The Metropolitan area of Puebla or Greater Puebla is the fourth largest agglomeration in Mexico with a population of 3.199 million. This agglomeration includes 10 municipalities of the state of Puebla, and 13 municipalities of the state of Tlaxcala. It does not include the city of Tlaxcala.

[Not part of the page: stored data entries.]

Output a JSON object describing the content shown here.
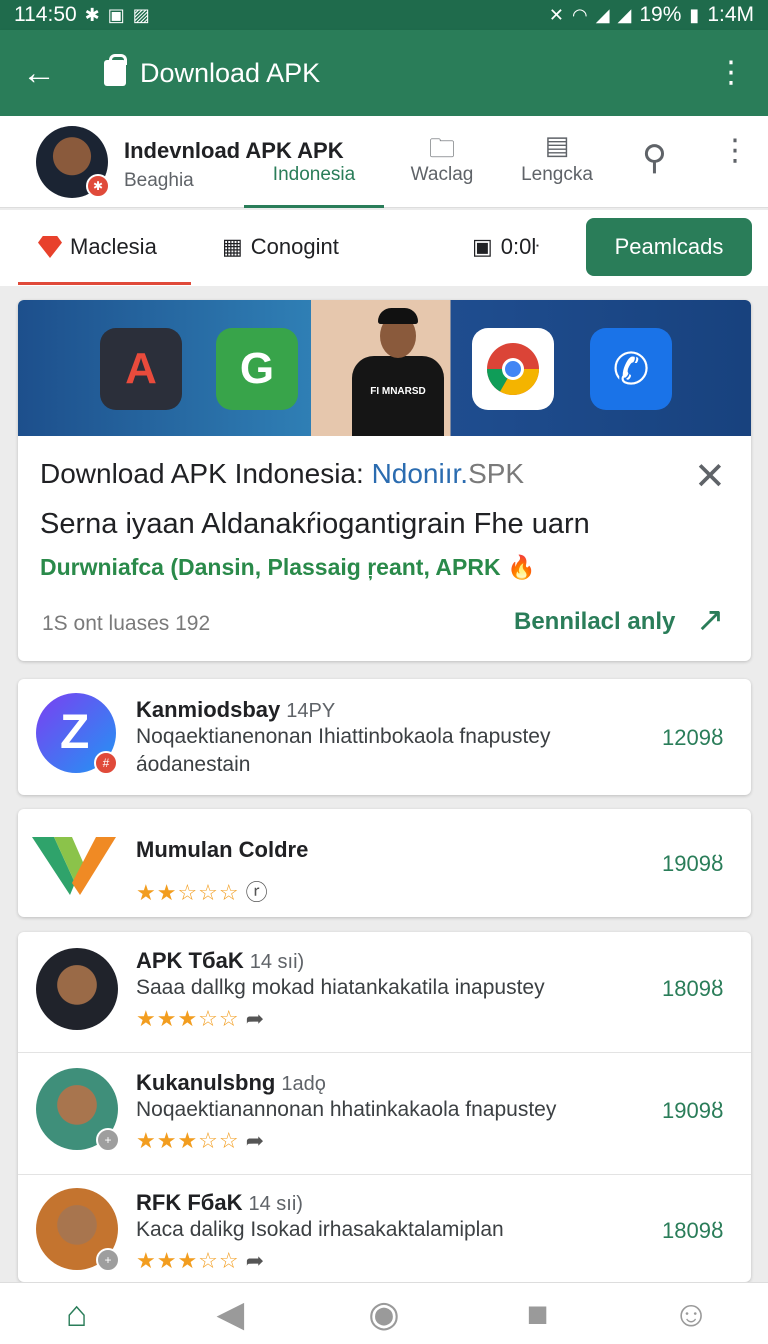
{
  "status_bar": {
    "time_left": "114:50",
    "battery": "19%",
    "time_right": "1:4M"
  },
  "app_bar": {
    "title": "Download APK"
  },
  "profile": {
    "name": "Indevnload APK APK",
    "subtitle": "Beaghia"
  },
  "top_tabs": [
    {
      "label": "Indonesia",
      "icon": "none",
      "active": true
    },
    {
      "label": "Waclag",
      "icon": "briefcase-icon"
    },
    {
      "label": "Lengcka",
      "icon": "grid-icon"
    }
  ],
  "filters": [
    {
      "label": "Maclesia",
      "icon": "diamond-icon",
      "active": true
    },
    {
      "label": "Conogint",
      "icon": "calculator-icon"
    },
    {
      "label": "0:0ŀ",
      "icon": "calendar-icon"
    }
  ],
  "filter_button": "Peamlcads",
  "hero": {
    "banner_apps": [
      "A",
      "G",
      "Chrome",
      "Phone"
    ],
    "person_shirt": "FI MNARSD",
    "title_main": "Download APK Indonesia: ",
    "title_highlight": "Ndoniır.",
    "title_highlight2": "SPK",
    "line2": "Serna iyaan Aldanakŕiogantigrain Fhe uarn",
    "line3": "Durwniafca (Dansin, Plassaig ŗeant, APRK",
    "meta": "1S ont luases 192",
    "action": "Bennilacl anly"
  },
  "rows": [
    {
      "name": "Kanmiodsbay",
      "extra": "14PY",
      "desc": "Noqaektianenonan Ihiattinbokaola fnapustey",
      "desc2": "áodanestain",
      "pct": "1209ȣ",
      "stars": ""
    },
    {
      "name": "Mumulan Coldre",
      "extra": "",
      "desc": "",
      "desc2": "",
      "pct": "1909ȣ",
      "stars": "★★☆☆☆"
    },
    {
      "name": "APK TбaK",
      "extra": "14 sıi)",
      "desc": "Saaa dallkg mokad hiatankakatila inapustey",
      "desc2": "",
      "pct": "1809ȣ",
      "stars": "★★★☆☆"
    },
    {
      "name": "Kukanulsbng",
      "extra": "1adǫ",
      "desc": "Noqaektianannonan hhatinkakaola fnapustey",
      "desc2": "",
      "pct": "1909ȣ",
      "stars": "★★★☆☆"
    },
    {
      "name": "RFK FбaK",
      "extra": "14 sıi)",
      "desc": "Kaca dalikg Isokad irhasakaktalamiplan",
      "desc2": "",
      "pct": "1809ȣ",
      "stars": "★★★☆☆"
    }
  ],
  "colors": {
    "primary": "#2a7d59",
    "status": "#1f6b4c",
    "accent_red": "#e04a3a",
    "star": "#f29d1f"
  }
}
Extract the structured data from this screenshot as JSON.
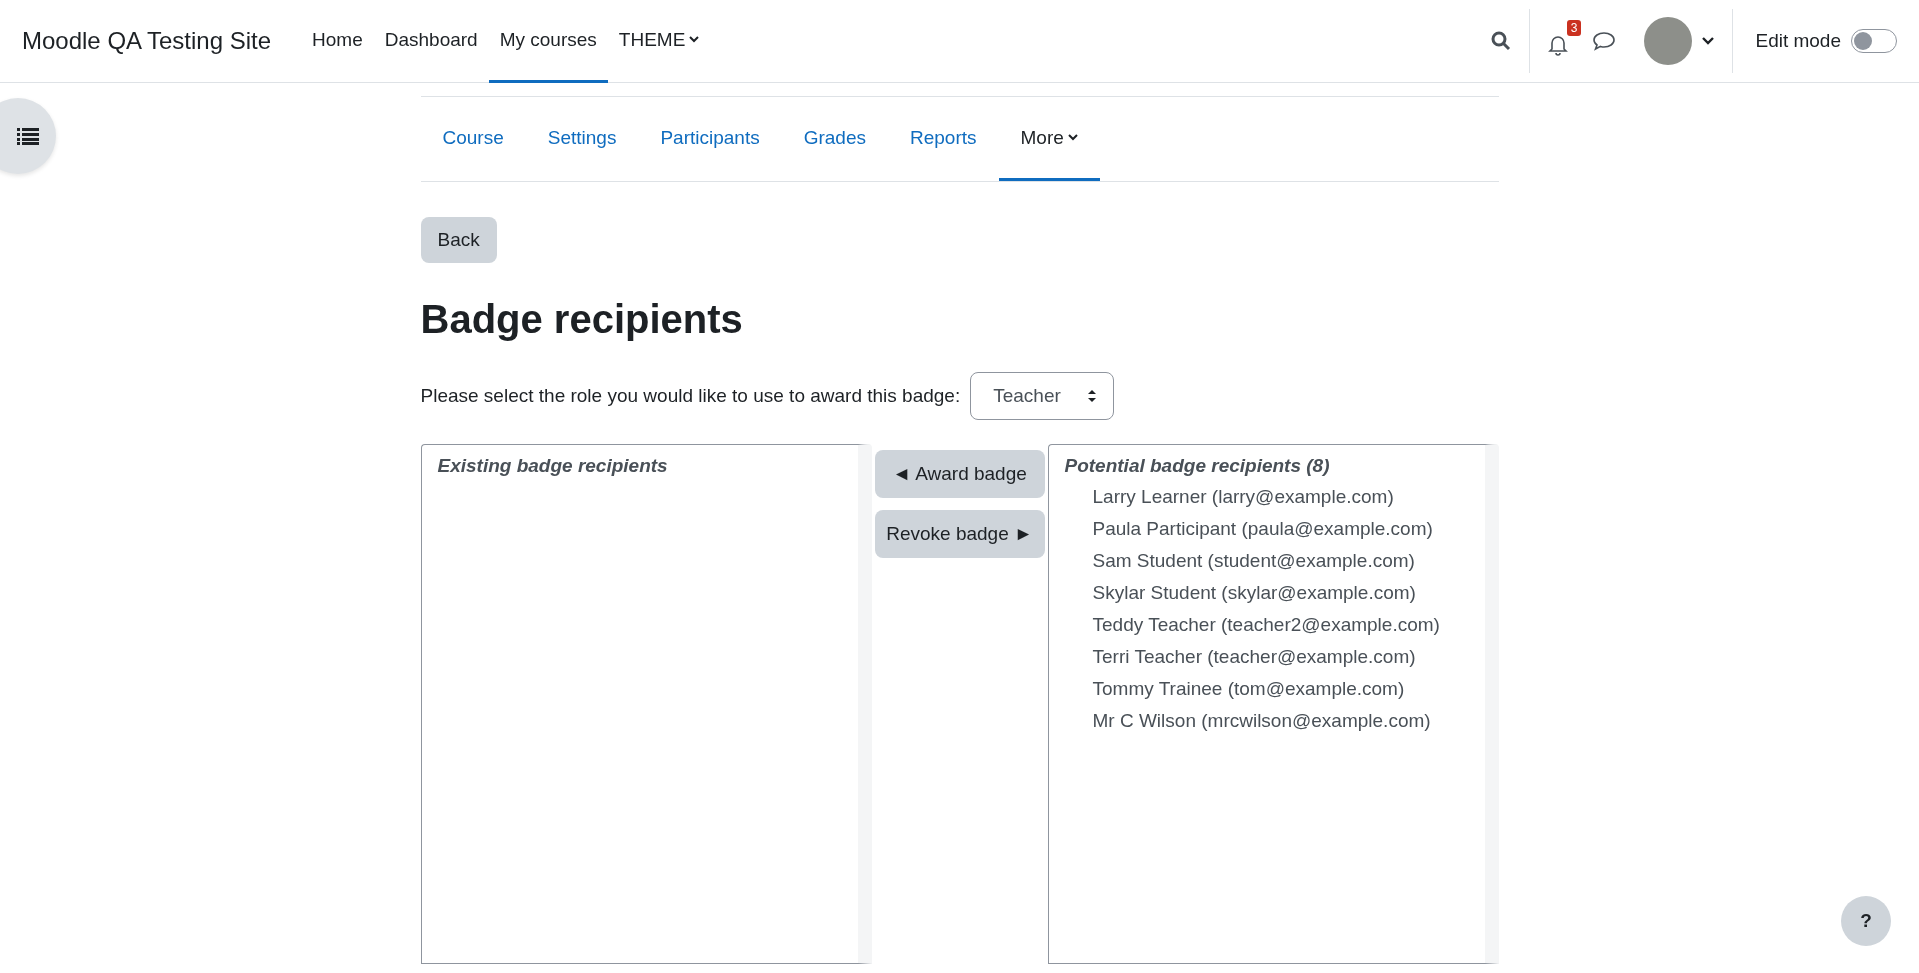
{
  "navbar": {
    "site_name": "Moodle QA Testing Site",
    "items": [
      {
        "label": "Home",
        "selected": false,
        "dropdown": false
      },
      {
        "label": "Dashboard",
        "selected": false,
        "dropdown": false
      },
      {
        "label": "My courses",
        "selected": true,
        "dropdown": false
      },
      {
        "label": "THEME",
        "selected": false,
        "dropdown": true
      }
    ],
    "notification_count": "3",
    "edit_mode": {
      "label": "Edit mode",
      "on": false
    }
  },
  "secondary_nav": [
    {
      "label": "Course",
      "selected": false,
      "dropdown": false
    },
    {
      "label": "Settings",
      "selected": false,
      "dropdown": false
    },
    {
      "label": "Participants",
      "selected": false,
      "dropdown": false
    },
    {
      "label": "Grades",
      "selected": false,
      "dropdown": false
    },
    {
      "label": "Reports",
      "selected": false,
      "dropdown": false
    },
    {
      "label": "More",
      "selected": true,
      "dropdown": true
    }
  ],
  "back_button": "Back",
  "heading": "Badge recipients",
  "role_prompt": "Please select the role you would like to use to award this badge:",
  "role_select": "Teacher",
  "existing": {
    "group_label": "Existing badge recipients"
  },
  "actions": [
    "◄ Award badge",
    "Revoke badge ►"
  ],
  "potential": {
    "group_label": "Potential badge recipients (8)",
    "items": [
      {
        "label": "Larry Learner (larry@example.com)",
        "selected": false
      },
      {
        "label": "Paula Participant (paula@example.com)",
        "selected": false
      },
      {
        "label": "Sam Student (student@example.com)",
        "selected": false
      },
      {
        "label": "Skylar Student (skylar@example.com)",
        "selected": false
      },
      {
        "label": "Teddy Teacher (teacher2@example.com)",
        "selected": false
      },
      {
        "label": "Terri Teacher (teacher@example.com)",
        "selected": false
      },
      {
        "label": "Tommy Trainee (tom@example.com)",
        "selected": false
      },
      {
        "label": "Mr C Wilson (mrcwilson@example.com)",
        "selected": false
      }
    ]
  },
  "help_button": "?"
}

According to the National Institute of Statistics, Geography, and Data Processing (INEGI), it consists of the following municipalities of the State of Puebla:

Amozoc
Coronango
Cuautlancingo
Juan C. Bonilla
Ocoyucan
Puebla
San Andrés Cholula
San Gregorio Atzompa
San Miguel Xoxtla
San Pedro Cholula
and the following municipalities of the State of Tlaxcala:
 Mazatecochco de José María Morelos
 Acuamanala de Miguel Hidalgo
 San Pablo del Monte
 Tenancingo
 Teolocholco
 Tepeyanco
 Papalotla de Xicohténcatl
 Xicohtzinco
 Zacatelco
 San Juan Huactzinco
 San Lorenzo Axocomanitla
 Santa Catarina Ayometla
 Santa Cruz Quilehtla

It may be considered one of the oldest inhabited areas in the world, as it includes the city of Cholula, the oldest still-inhabited city in America.